The judgment of the trial court granting plaintiff a judgment notwithstanding the verdict is, therefore, reversed.

In addition to granting the plaintiff’s motion for a judgment notwithstanding the verdict, the trial court also ruled that plaintiff’s motion for a new trial be granted in the event that judgment for plaintiff notwithstanding the verdict be reversed on appeal, which we have done. Under Supreme Court Rule 366(b) (2) (iv) (Ill. Rev. Stat. 1973, ch. 110A, par. 366(b)(2)(iv)) this court may review and determine any conditional rulings made by the trial court on other questions raised by the post-trial motion. In its order the trial court failed to specify its reasons for conditionally granting the plaintiff’s motion for a new trial. It is to be noted that neither party has briefed the issue of the propriety of the trial court’s conditional granting of a new trial.

In her brief plaintiff argues that since defendant has not argued *1062this issue, the propriety of the conditional order should be viewed as having been conceded by defendant.

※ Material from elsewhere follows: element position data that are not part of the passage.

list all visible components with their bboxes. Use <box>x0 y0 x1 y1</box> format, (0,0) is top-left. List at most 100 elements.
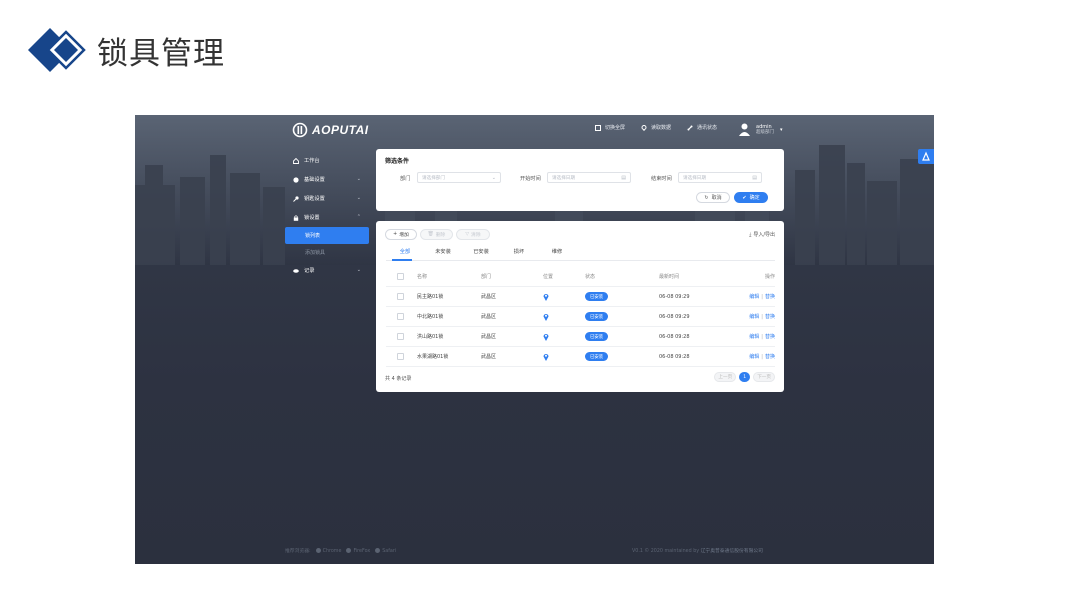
sidebar-item-key-settings[interactable]: 钥匙设置 ⌄ <box>285 189 369 208</box>
replace-link[interactable]: 替换 <box>765 314 775 320</box>
table-header: 名称 部门 位置 状态 最新时间 操作 <box>386 267 775 287</box>
end-date-placeholder: 请选择日期 <box>683 175 706 181</box>
edit-link[interactable]: 编辑 <box>749 294 759 300</box>
lock-dept: 武昌区 <box>481 334 497 340</box>
cancel-button[interactable]: ↻ 取消 <box>696 192 730 203</box>
divider: | <box>761 294 763 300</box>
calendar-icon: ▤ <box>621 175 626 181</box>
edit-link[interactable]: 编辑 <box>749 354 759 360</box>
lock-time: 06-08 09:29 <box>659 313 690 320</box>
company-name: 辽宁奥普泰通信股份有限公司 <box>700 549 763 554</box>
prev-page-button[interactable]: 上一页 <box>714 372 737 382</box>
cancel-label: 取消 <box>711 195 722 201</box>
sidebar-item-label: 工作台 <box>304 158 320 164</box>
divider: | <box>761 314 763 320</box>
user-menu[interactable]: admin 超级部门 ▾ <box>739 123 783 136</box>
lock-name: 洪山路01锁 <box>417 334 444 340</box>
lock-name: 水果湖路01锁 <box>417 354 449 360</box>
tab-repair[interactable]: 维修 <box>538 245 576 260</box>
row-checkbox[interactable] <box>397 313 404 320</box>
fullscreen-button[interactable]: 切换全屏 <box>595 124 625 131</box>
diamond-logo-icon <box>28 28 86 72</box>
sidebar-item-basic-settings[interactable]: 基础设置 ⌄ <box>285 170 369 189</box>
fullscreen-icon <box>595 124 601 131</box>
table-row: 中北路01锁 武昌区 已安装 06-08 09:29 编辑 | 替换 <box>386 307 775 327</box>
next-page-button[interactable]: 下一页 <box>753 372 775 382</box>
calendar-icon: ▤ <box>752 175 757 181</box>
row-checkbox[interactable] <box>397 353 404 360</box>
replace-link[interactable]: 替换 <box>765 354 775 360</box>
header-dept: 部门 <box>481 274 492 280</box>
app-screenshot: AOPUTAI 切换全屏 读取数据 通讯状态 admin 超级部门 ▾ 工作台 … <box>135 115 934 564</box>
chevron-down-icon: ⌄ <box>491 175 496 181</box>
delete-button[interactable]: 🗑 删除 <box>420 229 453 240</box>
status-badge: 已安装 <box>585 352 609 361</box>
chevron-up-icon: ⌃ <box>356 214 361 220</box>
end-date-input[interactable]: 请选择日期 ▤ <box>678 172 762 183</box>
tab-installed[interactable]: 已安装 <box>462 245 500 260</box>
clear-button[interactable]: ▽ 清除 <box>456 229 490 240</box>
fullscreen-label: 切换全屏 <box>605 125 626 131</box>
start-date-input[interactable]: 请选择日期 ▤ <box>547 172 631 183</box>
connection-status-button[interactable]: 通讯状态 <box>687 124 717 131</box>
brand-logo-icon <box>292 122 308 138</box>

We agree. Supreme Court Rule 341(e)(7) (Ill. Rev. Stat. 1973, ch. 110A, par. 341(e)(7)) provides, with reference to the appellant’s brief, “Points not argued are waived and shall not be raised in the reply brief, in oral argument, or on petition for rehearing.” By failing to argue the issue of the propriety of the trial court’s conditional granting of a new trial, we find that the defendant has waived this issue for review. Accordingly, the trial court’s conditional granting of a new trial is affirmed.

The judgment of the trial court granting plaintiff a judgment notwithstanding the verdict and the judgment entered on the jury verdict in the trial of this cause on the issue of damages are, therefore, reversed. The judgment of the trial court conditionally granting plaintiff a new trial is affirmed and the cause is remanded for a new trial.

Reversed and remanded for new trial.